Dopo il re, ecco il viceré. Riconsacrato Xi Jinping presidente della Repubblica popolare cinese per uno storico e dittatoriale terzo mandato consecutivo di cinque anni, rinnovabile grazie a una Costituzione cambiata ad hoc per fare di Xi l'uomo più potente della storia di Cina, l'Assemblea nazionale del popolo ha scelto ieri, appena 24 ore dopo, anche il numero due di fatto, il nuovo premier, Li Qiang, la figura politica più importante nella gerarchia di potere in Cina. Tutto è andato come previsto. Il numero due sarà solamente lo specchio e l'esecutore implacabile della politica del numero uno. Un fedelissimo di Xi sostituisce dunque il premier uscente Li Keqiang, «il più debole da quando il Partito comunista ha preso il potere in Cina» secondo Chen Daoyin, ex professore di Scienze Politiche all'Università di Shangai. Messo da parte e umiliato da Xi, incapace di lasciare il segno nell'economia cinese, nonostante qualcuno sperasse in un barlume di riforme liberali nel 2013, quando venne eletto, Li Keqiang lascerà nelle prossime ore ogni carica pubblica e ha già passato il testimone dopo un'altra votazione quasi unanime nello pseudo-Parlamento cinese: 2.936 voti a favore, 3 contrari, e 8 astenuti per il successore Li Qiang, che già a ottobre poteva essere certo di conquistare la guida del governo, dopo essere stato designato numero due del Politburo, l'organo apicale del Partito comunista cinese e dunque dello Stato.
Gli occhi del mondo saranno soprattutto puntati su di lui domani, quando ci sarà il debutto nella prima conferenza stampa da premier, in cui emergeranno i primi segnali sulle strategie per affrontare la nuova fase post-Covid, dopo la fine delle politiche dei lockdown serrati e infruttuosi. Ma quel che è certo è che Li Qiang, 63 anni, sarà il perfetto megafono ed esecutore della linea del presidente-re, Xi Jinping. Lo sarà per storia, per formazione e per riconoscenza per il nuovo incarico ricevuto. Nominato candidato premier da Xi in persona, prima della sua rielezione, Li Qiang non è uno qualunque e mai potrebbe esserlo in un regime in cui la fedeltà conta più di qualsiasi capacità. Leader del Partito comunista cinese a Shangai, Li ha cominciato a collaborare fin dagli inizi degli anni Duemila con Xi, come capo del suo staff, quando l'attuale presidente cinese era segretario del partito dello Zhejiang, la provincia orientale dove il premier è nato e di cui diventò governatore nel 2013, dopo la consacrazione di Xi alla guida del Pcc e del Paese. Tre anni più tardi è arrivato il ruolo di capo politico della provincia del Jiangsu, fino ai vertici del Pcc di Shangai. Nonostante i lockdown stremanti imposti alla metropoli e le proteste senza precedenti che hanno minacciato il potere assoluto di Xi, Li non ha mai smesso di avere la fiducia e il sostegno del presidente.
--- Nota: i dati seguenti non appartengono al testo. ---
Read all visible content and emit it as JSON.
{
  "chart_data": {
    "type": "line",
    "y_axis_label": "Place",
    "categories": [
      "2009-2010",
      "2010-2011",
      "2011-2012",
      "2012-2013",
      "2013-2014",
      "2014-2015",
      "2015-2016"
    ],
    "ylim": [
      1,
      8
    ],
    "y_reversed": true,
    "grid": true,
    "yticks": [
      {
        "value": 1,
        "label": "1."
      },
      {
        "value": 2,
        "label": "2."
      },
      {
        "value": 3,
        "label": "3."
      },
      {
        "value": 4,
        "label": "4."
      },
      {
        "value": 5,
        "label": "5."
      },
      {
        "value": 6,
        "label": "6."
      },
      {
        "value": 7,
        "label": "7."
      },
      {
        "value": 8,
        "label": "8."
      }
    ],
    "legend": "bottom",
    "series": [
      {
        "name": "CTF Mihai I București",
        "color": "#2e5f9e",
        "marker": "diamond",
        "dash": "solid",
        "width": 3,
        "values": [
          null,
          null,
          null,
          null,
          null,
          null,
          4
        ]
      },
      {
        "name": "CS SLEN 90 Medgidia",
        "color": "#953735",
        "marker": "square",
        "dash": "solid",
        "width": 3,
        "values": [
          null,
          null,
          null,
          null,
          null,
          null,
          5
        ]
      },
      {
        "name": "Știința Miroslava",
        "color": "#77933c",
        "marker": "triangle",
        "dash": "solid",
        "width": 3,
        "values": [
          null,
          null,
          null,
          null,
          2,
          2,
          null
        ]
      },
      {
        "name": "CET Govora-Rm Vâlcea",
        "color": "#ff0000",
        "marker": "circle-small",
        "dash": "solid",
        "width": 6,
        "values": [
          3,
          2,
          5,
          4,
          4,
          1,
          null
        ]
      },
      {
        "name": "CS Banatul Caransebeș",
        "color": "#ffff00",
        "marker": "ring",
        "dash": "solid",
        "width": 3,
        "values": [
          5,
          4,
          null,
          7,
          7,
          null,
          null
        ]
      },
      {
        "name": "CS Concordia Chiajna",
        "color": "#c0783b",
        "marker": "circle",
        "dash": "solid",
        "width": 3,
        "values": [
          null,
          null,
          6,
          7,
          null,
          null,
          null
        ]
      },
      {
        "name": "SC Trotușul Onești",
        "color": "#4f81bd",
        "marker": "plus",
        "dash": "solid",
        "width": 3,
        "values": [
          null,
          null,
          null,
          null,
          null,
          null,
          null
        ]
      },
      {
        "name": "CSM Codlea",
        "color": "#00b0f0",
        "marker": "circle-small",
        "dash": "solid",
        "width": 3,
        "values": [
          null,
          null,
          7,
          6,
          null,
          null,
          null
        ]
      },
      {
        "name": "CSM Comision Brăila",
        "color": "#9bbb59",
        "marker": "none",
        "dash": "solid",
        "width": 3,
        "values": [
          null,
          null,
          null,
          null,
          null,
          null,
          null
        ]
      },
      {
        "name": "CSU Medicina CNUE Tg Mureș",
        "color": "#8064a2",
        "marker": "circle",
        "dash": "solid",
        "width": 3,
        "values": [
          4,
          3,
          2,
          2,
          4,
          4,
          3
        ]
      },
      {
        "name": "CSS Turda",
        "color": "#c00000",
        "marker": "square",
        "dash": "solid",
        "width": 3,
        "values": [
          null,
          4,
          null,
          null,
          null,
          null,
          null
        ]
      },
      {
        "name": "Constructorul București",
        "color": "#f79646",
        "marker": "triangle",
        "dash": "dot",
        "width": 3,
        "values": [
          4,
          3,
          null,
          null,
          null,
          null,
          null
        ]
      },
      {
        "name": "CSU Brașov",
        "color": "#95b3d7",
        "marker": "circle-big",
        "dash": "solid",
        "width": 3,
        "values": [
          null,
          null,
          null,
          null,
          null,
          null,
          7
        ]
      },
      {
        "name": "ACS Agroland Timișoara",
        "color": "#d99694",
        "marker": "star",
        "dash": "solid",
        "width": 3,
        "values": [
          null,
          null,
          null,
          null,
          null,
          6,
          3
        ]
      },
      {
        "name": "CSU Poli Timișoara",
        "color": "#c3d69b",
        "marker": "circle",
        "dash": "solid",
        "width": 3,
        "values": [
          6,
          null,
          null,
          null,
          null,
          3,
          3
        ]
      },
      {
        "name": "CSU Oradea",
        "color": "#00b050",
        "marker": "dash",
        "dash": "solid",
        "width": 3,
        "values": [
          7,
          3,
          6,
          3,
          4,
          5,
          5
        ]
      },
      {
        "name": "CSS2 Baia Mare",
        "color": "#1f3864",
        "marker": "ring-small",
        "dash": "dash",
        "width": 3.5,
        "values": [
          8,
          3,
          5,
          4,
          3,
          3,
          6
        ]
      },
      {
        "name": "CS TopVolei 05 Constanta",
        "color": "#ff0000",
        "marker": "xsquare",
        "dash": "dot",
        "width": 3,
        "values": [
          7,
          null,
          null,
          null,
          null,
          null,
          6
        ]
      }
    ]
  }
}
Pragmatico e aperto al mondo imprenditoriale - per quanto questo si possa dire del premier di un Paese illiberale come la Cina - Li si trova ora di fronte la sfida più difficile, quella di rilanciare l'economia cresciuta di appena il 3% l'anno scorso, dopo il disastro del Covid e tre anni di politiche restrittive imposte da Pechino, ora impegnata nella nuova linea della riapertura, che vuol dire l'impegno a raggiungere un modesto 5% quest'anno, il target più basso degli ultimi tre decenni. Il tutto in un contesto internazionale turbolento, tra guerre in corso, conflitti possibili e alleanze pericolose come quella con Mosca. E con una caratteristica che rende il primo ministro Li diverso da tutti i suoi precedessori. È il solo finora a non aver mai ricoperto incarichi nel governo centrale, circostanza che - secondo alcuni analisti - potrebbe costringerlo a dover imparare in fretta, non senza il rischio di errori lungo la via.
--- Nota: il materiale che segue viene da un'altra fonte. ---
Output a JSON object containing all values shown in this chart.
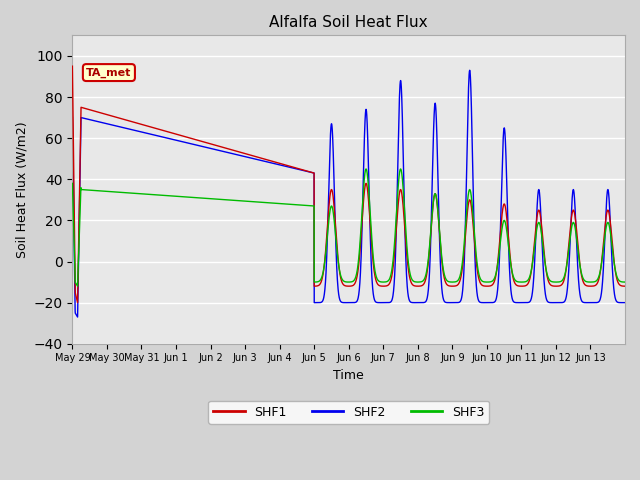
{
  "title": "Alfalfa Soil Heat Flux",
  "xlabel": "Time",
  "ylabel": "Soil Heat Flux (W/m2)",
  "ylim": [
    -40,
    110
  ],
  "yticks": [
    -40,
    -20,
    0,
    20,
    40,
    60,
    80,
    100
  ],
  "fig_bg_color": "#d3d3d3",
  "plot_bg_color": "#e8e8e8",
  "line_colors": {
    "SHF1": "#cc0000",
    "SHF2": "#0000ee",
    "SHF3": "#00bb00"
  },
  "legend_label": "TA_met",
  "legend_box_color": "#ffffcc",
  "legend_box_edge": "#cc0000",
  "xtick_labels": [
    "May 29",
    "May 30",
    "May 31",
    "Jun 1",
    "Jun 2",
    "Jun 3",
    "Jun 4",
    "Jun 5",
    "Jun 6",
    "Jun 7",
    "Jun 8",
    "Jun 9",
    "Jun 10",
    "Jun 11",
    "Jun 12",
    "Jun 13"
  ],
  "n_days": 16,
  "pts_per_day": 240
}
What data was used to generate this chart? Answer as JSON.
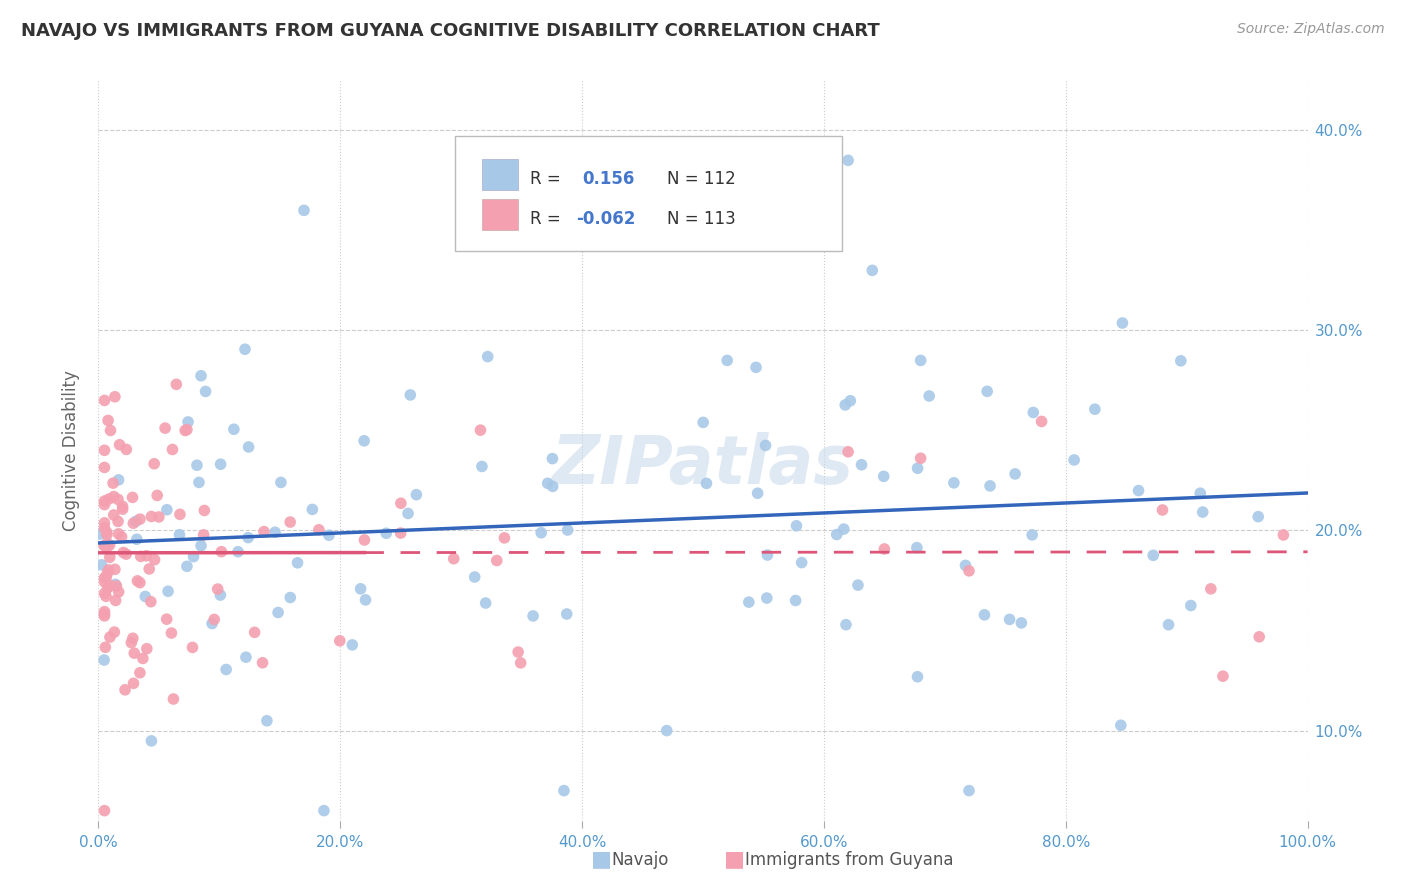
{
  "title": "NAVAJO VS IMMIGRANTS FROM GUYANA COGNITIVE DISABILITY CORRELATION CHART",
  "source": "Source: ZipAtlas.com",
  "ylabel": "Cognitive Disability",
  "r_navajo": 0.156,
  "n_navajo": 112,
  "r_guyana": -0.062,
  "n_guyana": 113,
  "xlim": [
    0.0,
    1.0
  ],
  "ylim": [
    0.055,
    0.425
  ],
  "yticks": [
    0.1,
    0.2,
    0.3,
    0.4
  ],
  "xticks": [
    0.0,
    0.2,
    0.4,
    0.6,
    0.8,
    1.0
  ],
  "xtick_labels": [
    "0.0%",
    "20.0%",
    "40.0%",
    "60.0%",
    "80.0%",
    "100.0%"
  ],
  "ytick_labels": [
    "10.0%",
    "20.0%",
    "30.0%",
    "40.0%"
  ],
  "color_navajo": "#a8c8e8",
  "color_guyana": "#f4a0b0",
  "line_navajo": "#3366bb",
  "line_guyana": "#dd5577",
  "background": "#ffffff",
  "grid_color": "#cccccc",
  "watermark": "ZIPatlas",
  "title_color": "#333333",
  "axis_tick_color": "#5599cc",
  "legend_r_color": "#4477cc",
  "legend_text_color": "#333333"
}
La sfida sarà superare l'obiettivo crescita al 5%, tenendo a bada l'inflazione e il debito pubblico, ma soprattutto consisterà nel rilanciare i consumi e rendere la Cina di nuovo attrattiva per le imprese straniere. Secondo la Camera di Commercio americana in Cina, il Paese non è più fra i primi tre preferiti per gli investimenti. E il braccio di ferro politico con l'Occidente potrebbe peggiorare le cose.